Within the last few years, planets have been discovered going around others starts — a total of 27 planets so far. There are billions of galaxies each with billions of starts, so it appears probable that life exists on other planets — and perhaps even intelligent life, though not necessarily creatures like us with ten fingers and two legs. Surely a universal God would be revealed in the history of other planets, and not just in the history of one people on one planet. In the biblical view, the Holy Spirit is present not just in human life but throughout the cosmos, and we are only now beginning to glimpse the scope of that cosmos. Our religious thought must be commensurate with the universe in which we live.

Third, technology and the application of science will raise new ethical issues. The risks and the environmental impacts of many technologies fall unequally on different groups in society, so questions of social justice arise. New technologies tend to increase the gap between rich and poor countries, and between rich and poor families within a country. You may work on an expensive cure for a very rare disease, while millions are dying around the globe for lack of a cheap vaccine. How are priorities for medical research established, and how are the fruits of that research distributed? You can build better computers whose use in the classroom can help children prepare for future jobs. How can we make computer literacy available to all children? We are only beginning to be aware of global threats to the environment, such as global warming and resource depletion. Only through political processes can we take into account these indirect and long-term impacts which do not enter into the short-term decisions of the market place.

Genetic engineering will give us the power to alter human nature itself. Take cloning, for example. I don't have any objection to cloning Dolly the sheep in Scotland to make better medical therapies, but when you start talking about human cloning, I'm more dubious. What would the motives be? A father might want to make an exact duplicate of himself or a mother might want to replace a child who has been lost. Think of the burden of expectations that put on the new child.

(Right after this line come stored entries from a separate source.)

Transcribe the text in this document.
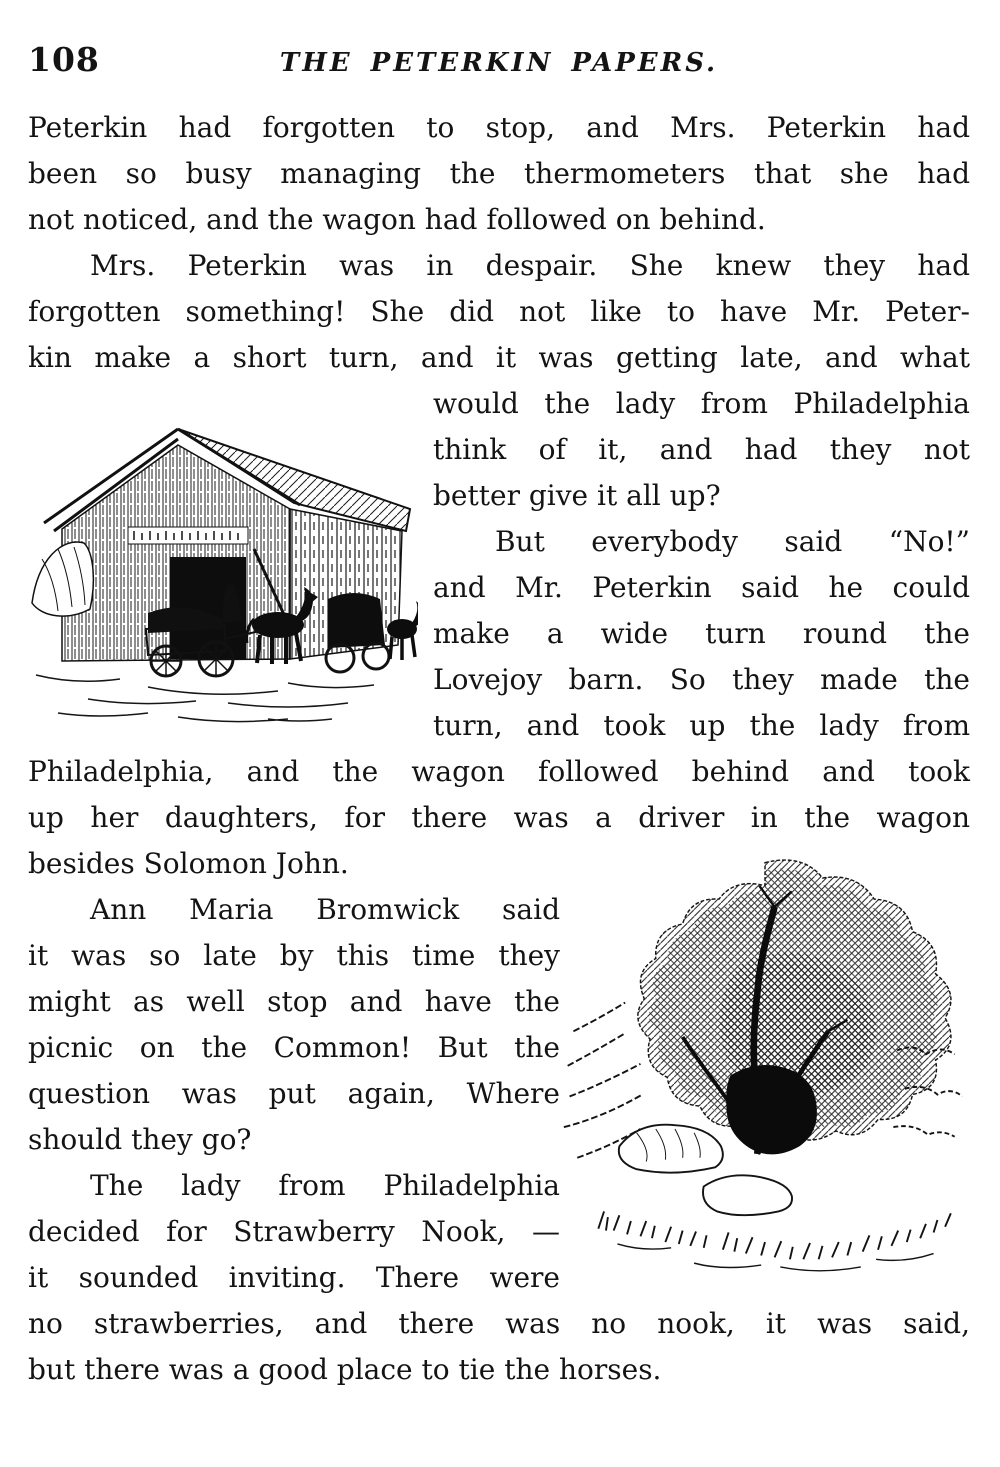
108	THE PETERKIN PAPERS.
Peterkin had forgotten to stop, and Mrs. Peterkin had
been so busy managing the thermometers that she had
not noticed, and the wagon had followed on behind.
Mrs. Peterkin was in despair. She knew they had
forgotten something! She did not like to have Mr. Peter-
kin make a short turn, and it was getting late, and what
would the lady from Philadelphia
think of it, and had they not
better give it all up?
But everybody said “No!”
and Mr. Peterkin said he could
make a wide turn round the
Lovejoy barn. So they made the
turn, and took up the lady from
Philadelphia, and the wagon followed behind and took
up her daughters, for there was a driver in the wagon
besides Solomon John.
Ann Maria Bromwick said
it was so late by this time they
might as well stop and have the
picnic on the Common! But the
question was put again, Where
should they go?
The lady from Philadelphia
decided for Strawberry Nook, —
it sounded inviting. There were
no strawberries, and there was no nook, it was said,
but there was a good place to tie the horses.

You won't find anything in the Bible that says, "Thou shalt not clone." But you will find that the biblical perspective supports some values, such as human dignity and the importance of the family, that are relevant to policy decisions about cloning. You can also turn to philosophical principles, but you will have to apply them in new situations that have never been encountered before.

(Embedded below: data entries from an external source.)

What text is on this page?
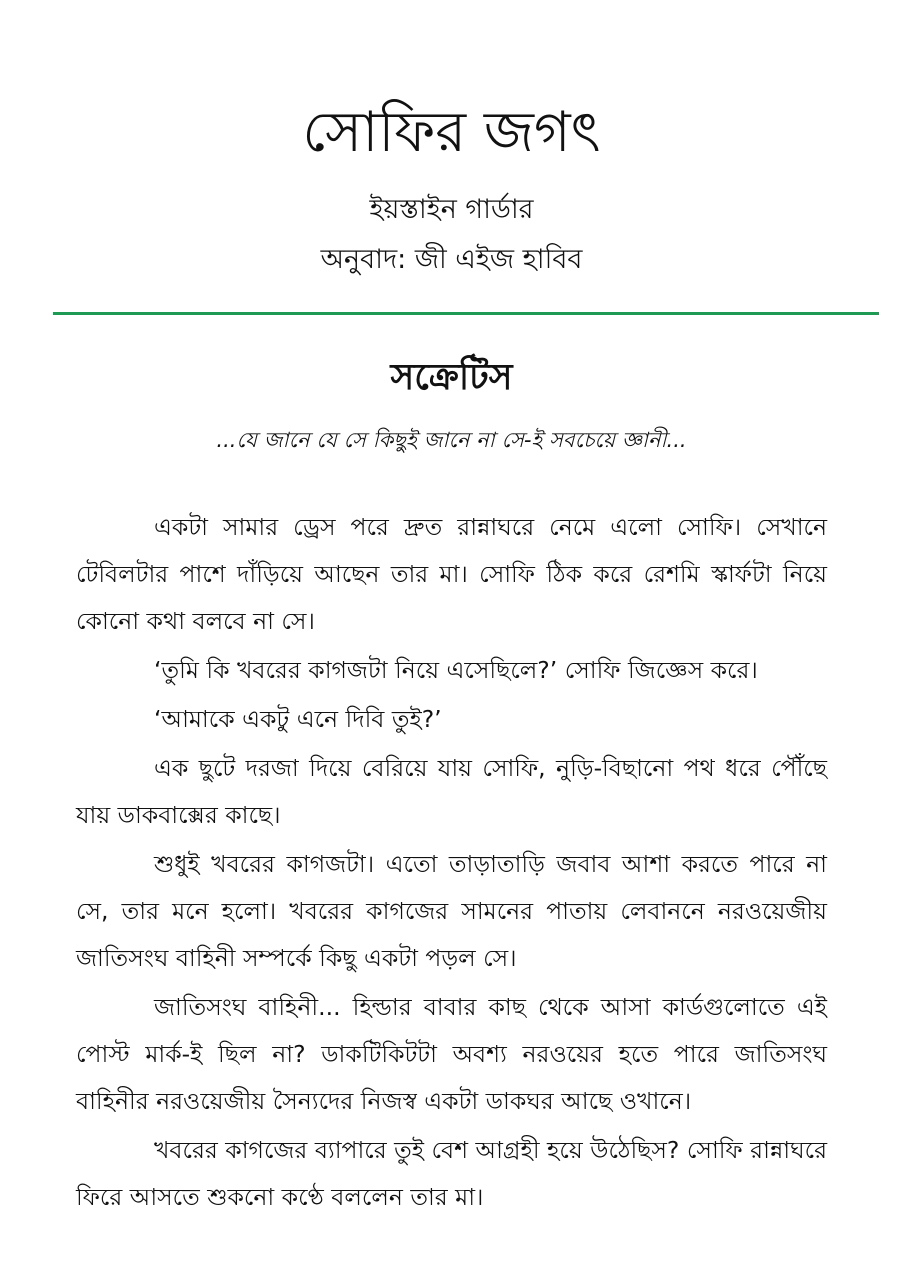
সোফির জগৎ
ইয়স্তাইন গার্ডার
অনুবাদ: জী এইজ হাবিব
সক্রেটিস
...যে জানে যে সে কিছুই জানে না সে-ই সবচেয়ে জ্ঞানী...

একটা সামার ড্রেস পরে দ্রুত রান্নাঘরে নেমে এলো সোফি। সেখানে টেবিলটার পাশে দাঁড়িয়ে আছেন তার মা। সোফি ঠিক করে রেশমি স্কার্ফটা নিয়ে কোনো কথা বলবে না সে।

‘তুমি কি খবরের কাগজটা নিয়ে এসেছিলে?’ সোফি জিজ্ঞেস করে।

‘আমাকে একটু এনে দিবি তুই?’

এক ছুটে দরজা দিয়ে বেরিয়ে যায় সোফি, নুড়ি-বিছানো পথ ধরে পৌঁছে যায় ডাকবাক্সের কাছে।

শুধুই খবরের কাগজটা। এতো তাড়াতাড়ি জবাব আশা করতে পারে না সে, তার মনে হলো। খবরের কাগজের সামনের পাতায় লেবাননে নরওয়েজীয় জাতিসংঘ বাহিনী সম্পর্কে কিছু একটা পড়ল সে।

জাতিসংঘ বাহিনী... হিল্ডার বাবার কাছ থেকে আসা কার্ডগুলোতে এই পোস্ট মার্ক-ই ছিল না? ডাকটিকিটটা অবশ্য নরওয়ের হতে পারে জাতিসংঘ বাহিনীর নরওয়েজীয় সৈন্যদের নিজস্ব একটা ডাকঘর আছে ওখানে।

খবরের কাগজের ব্যাপারে তুই বেশ আগ্রহী হয়ে উঠেছিস? সোফি রান্নাঘরে ফিরে আসতে শুকনো কণ্ঠে বললেন তার মা।
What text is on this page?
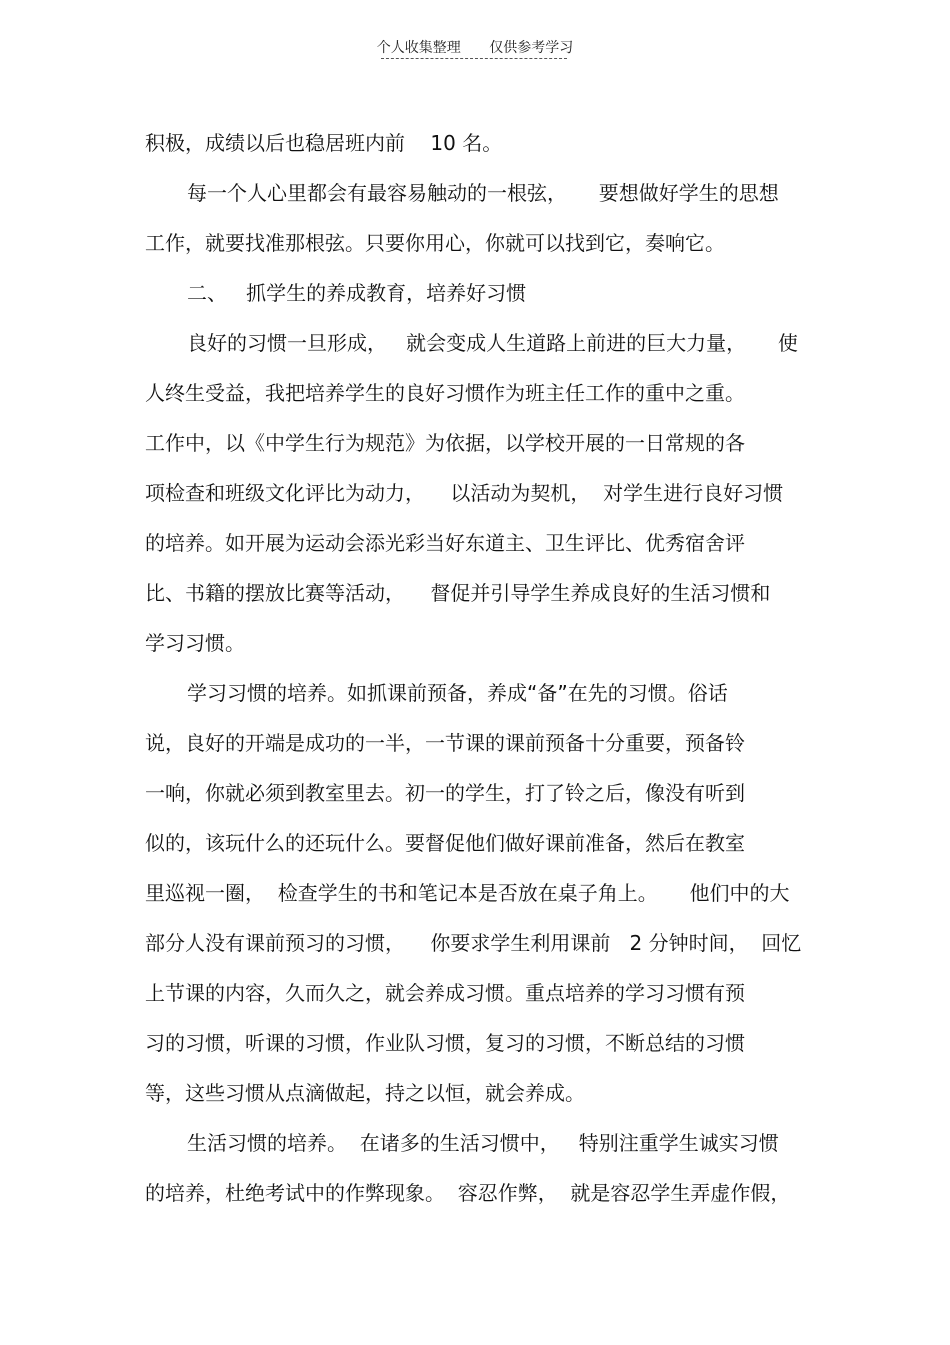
个人收集整理 仅供参考学习
积极，成绩以后也稳居班内前    10 名。
每一个人心里都会有最容易触动的一根弦，     要想做好学生的思想
工作，就要找准那根弦。只要你用心，你就可以找到它，奏响它。
二、   抓学生的养成教育，培养好习惯
良好的习惯一旦形成，   就会变成人生道路上前进的巨大力量，     使
人终生受益，我把培养学生的良好习惯作为班主任工作的重中之重。
工作中，以《中学生行为规范》为依据，以学校开展的一日常规的各
项检查和班级文化评比为动力，    以活动为契机，  对学生进行良好习惯
的培养。如开展为运动会添光彩当好东道主、卫生评比、优秀宿舍评
比、书籍的摆放比赛等活动，    督促并引导学生养成良好的生活习惯和
学习习惯。
学习习惯的培养。如抓课前预备，养成“备”在先的习惯。俗话
说，良好的开端是成功的一半，一节课的课前预备十分重要，预备铃
一响，你就必须到教室里去。初一的学生，打了铃之后，像没有听到
似的，该玩什么的还玩什么。要督促他们做好课前准备，然后在教室
里巡视一圈，  检查学生的书和笔记本是否放在桌子角上。     他们中的大
部分人没有课前预习的习惯，    你要求学生利用课前   2 分钟时间，  回忆
上节课的内容，久而久之，就会养成习惯。重点培养的学习习惯有预
习的习惯，听课的习惯，作业队习惯，复习的习惯，不断总结的习惯
等，这些习惯从点滴做起，持之以恒，就会养成。
生活习惯的培养。  在诸多的生活习惯中，   特别注重学生诚实习惯
的培养，杜绝考试中的作弊现象。  容忍作弊，  就是容忍学生弄虚作假，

So my charge to you is this. As you leave Swarthmore, you will be under various kinds of pressure to specialize. Some of you will be in competitive jobs in which your success is judged by narrow criteria. Others will be in graduate programs requiring intensive specialization, and it will be tempting to think that you discipline has all the answers. So let me encourage you to keep an interdisciplinary perspective as you encounter the discoveries of the new millennium. I hope you will reflect on the ethical issues arising from your work, and seek ways to express your concern on your job and through public interest groups, community organizations, and political processes. My wish for you is wisdom and commitment in working for justice and sustainability on our amazing and beautiful planet.